As Thomas explained, we’ve been doing this for three years now. And after three years, you start to ask yourself, “Why am I doing this? How does this make sense, and why does every single adventure make me so happy and make us all so happy?”
And after doing a little research and looking into it, we came across an idea, and that idea is this: it’s that every single one of you looking up at us right now, you are a living, breathing hunter-gatherer stuck in an age of robots. Our vacations are planned like scripts for actors, our schools, our workplaces are scheduled to the dot, our meals are at the same time, and they are the same meal every single day.
But if we look back 12,000 years at who we were, what were we? Hunter-gatherers. We were nomads without fixed homes, omnivores without strict diet plans, explorers without Google Maps.
But 12,000 years ago, we got a super dope gift – a great gift, it looked great – and it was comfort, it was agriculture, it was a fixed home, a fixed house, the grocery store down the street, the gym that you go to every morning, the school and the workplace that you go to at nine o’clock and leave at five o’clock.
But what we didn’t know would happen was that this comfort would make us extremely unhappy. And that’s what had happened to us: we’d developed a routine. And so, many people in society today attack that by medicating themselves, whether it’s alcohol, drugs, antidepressants, anti-anxiety meds, mood suppressors, painkillers, you name it.
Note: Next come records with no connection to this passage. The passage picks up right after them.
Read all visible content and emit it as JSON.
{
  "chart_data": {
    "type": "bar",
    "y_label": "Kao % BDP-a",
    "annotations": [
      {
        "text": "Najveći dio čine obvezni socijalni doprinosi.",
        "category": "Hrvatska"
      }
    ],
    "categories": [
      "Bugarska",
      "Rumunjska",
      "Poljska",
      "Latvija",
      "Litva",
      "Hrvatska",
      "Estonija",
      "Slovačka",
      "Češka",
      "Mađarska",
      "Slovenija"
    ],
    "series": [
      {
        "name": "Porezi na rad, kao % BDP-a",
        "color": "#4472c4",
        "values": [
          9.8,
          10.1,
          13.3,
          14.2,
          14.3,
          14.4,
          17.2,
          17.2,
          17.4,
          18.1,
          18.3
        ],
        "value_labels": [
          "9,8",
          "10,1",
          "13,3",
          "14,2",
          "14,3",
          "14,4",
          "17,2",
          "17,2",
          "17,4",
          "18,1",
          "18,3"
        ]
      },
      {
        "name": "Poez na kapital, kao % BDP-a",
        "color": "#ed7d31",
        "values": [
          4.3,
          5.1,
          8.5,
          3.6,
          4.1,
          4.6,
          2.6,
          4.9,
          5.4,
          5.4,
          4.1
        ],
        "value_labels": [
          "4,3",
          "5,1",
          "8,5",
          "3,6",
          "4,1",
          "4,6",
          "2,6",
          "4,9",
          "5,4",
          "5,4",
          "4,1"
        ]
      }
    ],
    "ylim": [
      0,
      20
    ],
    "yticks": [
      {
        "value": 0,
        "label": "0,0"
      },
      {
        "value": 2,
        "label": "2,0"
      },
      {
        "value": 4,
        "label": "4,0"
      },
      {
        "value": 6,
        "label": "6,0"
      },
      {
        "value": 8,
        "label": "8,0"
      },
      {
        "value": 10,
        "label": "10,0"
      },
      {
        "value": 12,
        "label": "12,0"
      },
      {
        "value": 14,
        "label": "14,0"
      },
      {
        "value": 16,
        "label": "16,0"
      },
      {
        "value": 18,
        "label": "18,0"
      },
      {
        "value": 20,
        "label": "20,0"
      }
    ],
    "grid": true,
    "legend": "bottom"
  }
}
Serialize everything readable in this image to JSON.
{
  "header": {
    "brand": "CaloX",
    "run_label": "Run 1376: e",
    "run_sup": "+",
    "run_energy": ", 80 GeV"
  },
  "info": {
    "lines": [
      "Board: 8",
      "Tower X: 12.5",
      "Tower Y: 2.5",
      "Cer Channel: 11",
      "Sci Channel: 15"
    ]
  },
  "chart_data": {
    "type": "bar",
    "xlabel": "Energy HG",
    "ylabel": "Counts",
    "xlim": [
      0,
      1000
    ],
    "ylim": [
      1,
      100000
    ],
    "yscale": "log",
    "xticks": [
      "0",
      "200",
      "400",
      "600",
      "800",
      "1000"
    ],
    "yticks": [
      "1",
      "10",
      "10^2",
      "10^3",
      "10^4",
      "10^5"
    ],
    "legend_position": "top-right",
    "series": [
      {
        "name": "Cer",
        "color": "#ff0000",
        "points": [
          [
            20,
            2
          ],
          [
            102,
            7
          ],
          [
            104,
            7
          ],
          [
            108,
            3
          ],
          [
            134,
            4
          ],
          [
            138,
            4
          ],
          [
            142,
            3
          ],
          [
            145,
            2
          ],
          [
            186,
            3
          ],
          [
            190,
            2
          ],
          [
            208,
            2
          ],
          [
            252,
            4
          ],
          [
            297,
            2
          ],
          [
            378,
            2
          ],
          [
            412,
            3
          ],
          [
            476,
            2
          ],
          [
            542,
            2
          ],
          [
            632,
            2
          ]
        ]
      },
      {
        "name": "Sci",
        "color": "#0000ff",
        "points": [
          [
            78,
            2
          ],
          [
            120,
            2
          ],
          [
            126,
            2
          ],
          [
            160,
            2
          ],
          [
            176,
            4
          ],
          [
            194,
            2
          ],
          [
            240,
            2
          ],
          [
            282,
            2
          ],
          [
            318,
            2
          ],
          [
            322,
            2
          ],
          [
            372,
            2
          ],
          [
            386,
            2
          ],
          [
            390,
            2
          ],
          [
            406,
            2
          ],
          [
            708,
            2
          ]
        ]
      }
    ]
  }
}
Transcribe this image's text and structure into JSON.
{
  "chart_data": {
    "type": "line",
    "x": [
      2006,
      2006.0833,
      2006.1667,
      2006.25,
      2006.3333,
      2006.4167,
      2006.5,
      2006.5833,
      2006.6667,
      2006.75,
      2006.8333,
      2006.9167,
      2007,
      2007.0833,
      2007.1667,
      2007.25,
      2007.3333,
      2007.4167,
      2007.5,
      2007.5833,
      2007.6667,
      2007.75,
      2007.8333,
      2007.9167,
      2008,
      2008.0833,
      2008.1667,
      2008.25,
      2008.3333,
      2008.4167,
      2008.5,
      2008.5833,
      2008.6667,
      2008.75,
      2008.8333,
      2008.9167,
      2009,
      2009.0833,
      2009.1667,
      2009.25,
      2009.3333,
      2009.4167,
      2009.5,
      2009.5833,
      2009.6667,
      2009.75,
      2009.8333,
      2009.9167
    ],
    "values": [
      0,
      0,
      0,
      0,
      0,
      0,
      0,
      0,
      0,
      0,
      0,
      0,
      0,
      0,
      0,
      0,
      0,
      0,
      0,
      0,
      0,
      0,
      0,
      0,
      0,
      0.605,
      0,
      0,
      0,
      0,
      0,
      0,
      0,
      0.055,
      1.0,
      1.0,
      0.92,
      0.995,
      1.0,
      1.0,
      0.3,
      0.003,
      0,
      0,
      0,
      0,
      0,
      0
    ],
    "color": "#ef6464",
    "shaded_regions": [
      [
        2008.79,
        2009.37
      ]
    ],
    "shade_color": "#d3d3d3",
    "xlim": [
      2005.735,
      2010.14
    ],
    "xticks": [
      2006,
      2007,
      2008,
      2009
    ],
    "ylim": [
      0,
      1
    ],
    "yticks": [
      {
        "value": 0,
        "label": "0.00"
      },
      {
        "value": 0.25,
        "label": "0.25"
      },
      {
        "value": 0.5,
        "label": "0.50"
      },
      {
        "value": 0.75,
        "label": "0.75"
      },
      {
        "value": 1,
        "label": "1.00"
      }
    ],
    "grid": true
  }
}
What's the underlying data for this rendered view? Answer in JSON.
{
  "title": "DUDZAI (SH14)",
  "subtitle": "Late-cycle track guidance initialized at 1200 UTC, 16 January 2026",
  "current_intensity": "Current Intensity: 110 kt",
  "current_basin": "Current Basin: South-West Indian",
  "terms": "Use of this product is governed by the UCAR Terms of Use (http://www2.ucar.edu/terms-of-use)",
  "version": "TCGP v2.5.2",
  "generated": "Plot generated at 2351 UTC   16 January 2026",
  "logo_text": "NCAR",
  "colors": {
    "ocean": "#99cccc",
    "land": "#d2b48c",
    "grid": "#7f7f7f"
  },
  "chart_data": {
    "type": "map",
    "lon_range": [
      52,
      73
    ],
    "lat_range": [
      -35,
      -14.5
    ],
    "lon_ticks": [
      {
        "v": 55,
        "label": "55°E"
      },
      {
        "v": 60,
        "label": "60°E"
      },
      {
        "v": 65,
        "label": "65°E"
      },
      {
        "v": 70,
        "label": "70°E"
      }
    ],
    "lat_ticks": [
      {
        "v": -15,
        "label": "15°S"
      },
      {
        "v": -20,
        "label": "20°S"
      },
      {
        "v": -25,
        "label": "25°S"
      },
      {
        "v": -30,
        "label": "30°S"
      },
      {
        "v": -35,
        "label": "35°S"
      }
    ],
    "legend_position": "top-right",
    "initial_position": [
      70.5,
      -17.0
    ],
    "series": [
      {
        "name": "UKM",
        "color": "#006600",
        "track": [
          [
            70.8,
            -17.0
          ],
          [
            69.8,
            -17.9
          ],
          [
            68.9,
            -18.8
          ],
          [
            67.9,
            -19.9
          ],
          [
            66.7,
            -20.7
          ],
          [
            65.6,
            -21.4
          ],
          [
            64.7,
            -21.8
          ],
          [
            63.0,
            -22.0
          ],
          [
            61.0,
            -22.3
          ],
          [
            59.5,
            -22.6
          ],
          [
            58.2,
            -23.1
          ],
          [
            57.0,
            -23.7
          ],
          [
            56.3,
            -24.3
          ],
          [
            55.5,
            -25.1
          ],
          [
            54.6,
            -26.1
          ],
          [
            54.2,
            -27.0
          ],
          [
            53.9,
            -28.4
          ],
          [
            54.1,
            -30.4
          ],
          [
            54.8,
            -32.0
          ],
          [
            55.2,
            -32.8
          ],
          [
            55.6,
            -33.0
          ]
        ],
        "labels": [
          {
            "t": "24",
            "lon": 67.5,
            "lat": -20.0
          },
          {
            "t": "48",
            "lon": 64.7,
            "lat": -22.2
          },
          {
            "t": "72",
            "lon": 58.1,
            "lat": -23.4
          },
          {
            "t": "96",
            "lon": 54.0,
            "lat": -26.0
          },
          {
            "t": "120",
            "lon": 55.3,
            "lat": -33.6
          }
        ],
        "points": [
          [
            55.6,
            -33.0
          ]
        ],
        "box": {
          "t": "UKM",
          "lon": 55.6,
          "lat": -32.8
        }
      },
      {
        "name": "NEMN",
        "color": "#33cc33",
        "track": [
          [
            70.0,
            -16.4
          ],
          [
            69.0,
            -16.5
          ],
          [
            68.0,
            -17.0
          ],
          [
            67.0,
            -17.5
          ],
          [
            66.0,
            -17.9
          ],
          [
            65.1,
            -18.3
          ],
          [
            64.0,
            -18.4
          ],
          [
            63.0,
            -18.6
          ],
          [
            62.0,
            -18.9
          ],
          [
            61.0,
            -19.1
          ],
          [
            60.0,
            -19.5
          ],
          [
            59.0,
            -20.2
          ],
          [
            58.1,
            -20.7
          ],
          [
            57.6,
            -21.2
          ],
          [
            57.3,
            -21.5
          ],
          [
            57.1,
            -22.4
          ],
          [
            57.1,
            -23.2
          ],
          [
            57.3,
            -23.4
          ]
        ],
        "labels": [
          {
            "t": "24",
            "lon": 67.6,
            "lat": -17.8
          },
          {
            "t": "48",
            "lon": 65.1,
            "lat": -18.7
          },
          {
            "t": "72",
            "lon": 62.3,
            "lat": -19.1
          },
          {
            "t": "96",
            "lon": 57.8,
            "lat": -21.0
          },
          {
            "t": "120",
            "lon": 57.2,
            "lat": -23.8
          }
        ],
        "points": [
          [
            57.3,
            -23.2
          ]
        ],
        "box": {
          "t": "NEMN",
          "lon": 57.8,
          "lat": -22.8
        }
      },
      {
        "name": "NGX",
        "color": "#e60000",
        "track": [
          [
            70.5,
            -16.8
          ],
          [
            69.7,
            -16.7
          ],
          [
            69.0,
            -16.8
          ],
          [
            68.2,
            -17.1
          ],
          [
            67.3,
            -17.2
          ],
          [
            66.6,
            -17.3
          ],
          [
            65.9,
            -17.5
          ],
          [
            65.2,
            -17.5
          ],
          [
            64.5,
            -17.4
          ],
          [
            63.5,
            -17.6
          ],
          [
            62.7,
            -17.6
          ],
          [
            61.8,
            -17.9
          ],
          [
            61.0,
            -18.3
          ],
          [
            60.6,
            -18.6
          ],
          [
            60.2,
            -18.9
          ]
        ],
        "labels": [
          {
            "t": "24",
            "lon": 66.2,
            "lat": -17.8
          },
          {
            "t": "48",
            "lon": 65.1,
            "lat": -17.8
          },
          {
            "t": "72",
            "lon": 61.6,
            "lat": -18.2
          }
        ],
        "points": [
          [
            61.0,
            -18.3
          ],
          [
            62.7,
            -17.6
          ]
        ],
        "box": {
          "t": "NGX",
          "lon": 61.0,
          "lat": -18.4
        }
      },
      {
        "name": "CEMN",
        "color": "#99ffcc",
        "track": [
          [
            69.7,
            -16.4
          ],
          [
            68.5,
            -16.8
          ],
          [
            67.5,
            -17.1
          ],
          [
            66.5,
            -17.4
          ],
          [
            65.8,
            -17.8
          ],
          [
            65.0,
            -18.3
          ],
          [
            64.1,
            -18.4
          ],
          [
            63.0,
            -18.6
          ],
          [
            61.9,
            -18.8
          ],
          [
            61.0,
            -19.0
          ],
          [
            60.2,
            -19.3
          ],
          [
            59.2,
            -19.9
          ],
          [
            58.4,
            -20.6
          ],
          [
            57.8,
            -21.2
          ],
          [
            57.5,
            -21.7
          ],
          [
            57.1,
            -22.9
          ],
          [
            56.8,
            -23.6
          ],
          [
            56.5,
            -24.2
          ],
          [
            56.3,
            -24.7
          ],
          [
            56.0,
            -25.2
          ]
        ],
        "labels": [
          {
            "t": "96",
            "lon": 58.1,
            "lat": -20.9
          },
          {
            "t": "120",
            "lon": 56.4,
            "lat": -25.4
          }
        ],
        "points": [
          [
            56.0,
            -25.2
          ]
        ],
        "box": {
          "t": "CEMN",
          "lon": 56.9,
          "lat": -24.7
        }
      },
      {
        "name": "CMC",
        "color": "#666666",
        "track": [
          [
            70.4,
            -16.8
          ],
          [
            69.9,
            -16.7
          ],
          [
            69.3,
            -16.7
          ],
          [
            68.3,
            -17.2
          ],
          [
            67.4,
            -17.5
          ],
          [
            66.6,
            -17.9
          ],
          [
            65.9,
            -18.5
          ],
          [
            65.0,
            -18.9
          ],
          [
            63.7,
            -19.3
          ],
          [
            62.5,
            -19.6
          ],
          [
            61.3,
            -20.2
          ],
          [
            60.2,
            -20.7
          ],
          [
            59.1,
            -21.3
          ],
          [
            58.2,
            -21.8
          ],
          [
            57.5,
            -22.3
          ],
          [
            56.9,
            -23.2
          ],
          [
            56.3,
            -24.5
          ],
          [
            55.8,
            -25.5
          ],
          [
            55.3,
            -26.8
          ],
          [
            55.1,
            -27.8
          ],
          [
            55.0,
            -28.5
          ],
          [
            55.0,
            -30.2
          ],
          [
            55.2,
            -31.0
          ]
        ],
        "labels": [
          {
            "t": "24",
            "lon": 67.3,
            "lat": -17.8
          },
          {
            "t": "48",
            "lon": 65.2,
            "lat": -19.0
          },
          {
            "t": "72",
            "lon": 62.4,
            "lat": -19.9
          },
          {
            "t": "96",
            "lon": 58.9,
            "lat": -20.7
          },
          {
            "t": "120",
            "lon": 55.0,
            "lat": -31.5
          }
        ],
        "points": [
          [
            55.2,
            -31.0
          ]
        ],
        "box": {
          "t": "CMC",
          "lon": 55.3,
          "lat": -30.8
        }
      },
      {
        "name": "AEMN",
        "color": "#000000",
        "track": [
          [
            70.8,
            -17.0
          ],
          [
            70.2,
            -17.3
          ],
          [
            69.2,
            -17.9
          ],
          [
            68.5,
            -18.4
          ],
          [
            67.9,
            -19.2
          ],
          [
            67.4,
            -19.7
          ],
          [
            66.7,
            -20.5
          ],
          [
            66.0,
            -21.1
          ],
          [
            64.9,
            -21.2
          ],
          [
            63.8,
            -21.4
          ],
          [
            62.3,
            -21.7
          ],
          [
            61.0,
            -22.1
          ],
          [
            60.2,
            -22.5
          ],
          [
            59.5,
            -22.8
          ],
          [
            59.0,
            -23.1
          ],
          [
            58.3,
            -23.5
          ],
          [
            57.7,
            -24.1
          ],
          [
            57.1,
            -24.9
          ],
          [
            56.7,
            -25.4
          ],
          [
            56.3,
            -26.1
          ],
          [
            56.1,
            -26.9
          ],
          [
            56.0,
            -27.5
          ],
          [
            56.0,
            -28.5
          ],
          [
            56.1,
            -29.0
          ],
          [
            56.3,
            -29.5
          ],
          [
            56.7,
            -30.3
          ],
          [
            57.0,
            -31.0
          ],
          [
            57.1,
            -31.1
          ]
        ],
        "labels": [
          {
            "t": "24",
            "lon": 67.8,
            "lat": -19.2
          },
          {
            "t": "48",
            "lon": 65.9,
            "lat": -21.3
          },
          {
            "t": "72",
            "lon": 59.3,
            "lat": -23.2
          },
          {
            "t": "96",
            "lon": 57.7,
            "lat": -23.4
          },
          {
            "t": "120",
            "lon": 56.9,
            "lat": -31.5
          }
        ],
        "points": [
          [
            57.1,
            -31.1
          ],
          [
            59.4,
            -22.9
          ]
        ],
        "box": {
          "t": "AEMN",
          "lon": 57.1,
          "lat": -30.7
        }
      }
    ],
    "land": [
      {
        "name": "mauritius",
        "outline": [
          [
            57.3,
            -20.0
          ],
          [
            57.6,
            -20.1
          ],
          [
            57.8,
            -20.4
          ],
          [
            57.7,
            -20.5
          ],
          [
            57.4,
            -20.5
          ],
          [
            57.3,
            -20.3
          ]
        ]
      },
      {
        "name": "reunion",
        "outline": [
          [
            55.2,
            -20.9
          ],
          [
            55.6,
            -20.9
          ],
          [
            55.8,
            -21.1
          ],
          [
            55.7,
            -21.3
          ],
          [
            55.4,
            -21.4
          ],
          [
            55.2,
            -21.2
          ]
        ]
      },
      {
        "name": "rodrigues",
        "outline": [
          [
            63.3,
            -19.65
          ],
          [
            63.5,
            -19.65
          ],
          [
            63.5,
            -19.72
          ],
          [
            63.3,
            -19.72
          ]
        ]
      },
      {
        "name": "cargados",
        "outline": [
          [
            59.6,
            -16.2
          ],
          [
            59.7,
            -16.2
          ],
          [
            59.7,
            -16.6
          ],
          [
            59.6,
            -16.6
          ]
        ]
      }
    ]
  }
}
And then we realized there was a problem. And the problem lies in the fact that we forgot our evolution, we forgot our roots. We forgot that our ancestors roamed under the hot Eastern African sun, not knowing whether they’d get food, not knowing whether they’d get the water, not knowing whether they’d survive.
There’s a great author named Nassim Taleb, and he wrote, “Consider that all the wealth in the world cannot buy a liquid as pleasurable as water after intense thirst.” And by our very nature, we are built to be thirsty: thirsty for risk taking, for adventure, for exploration, experimentation, for trying new things.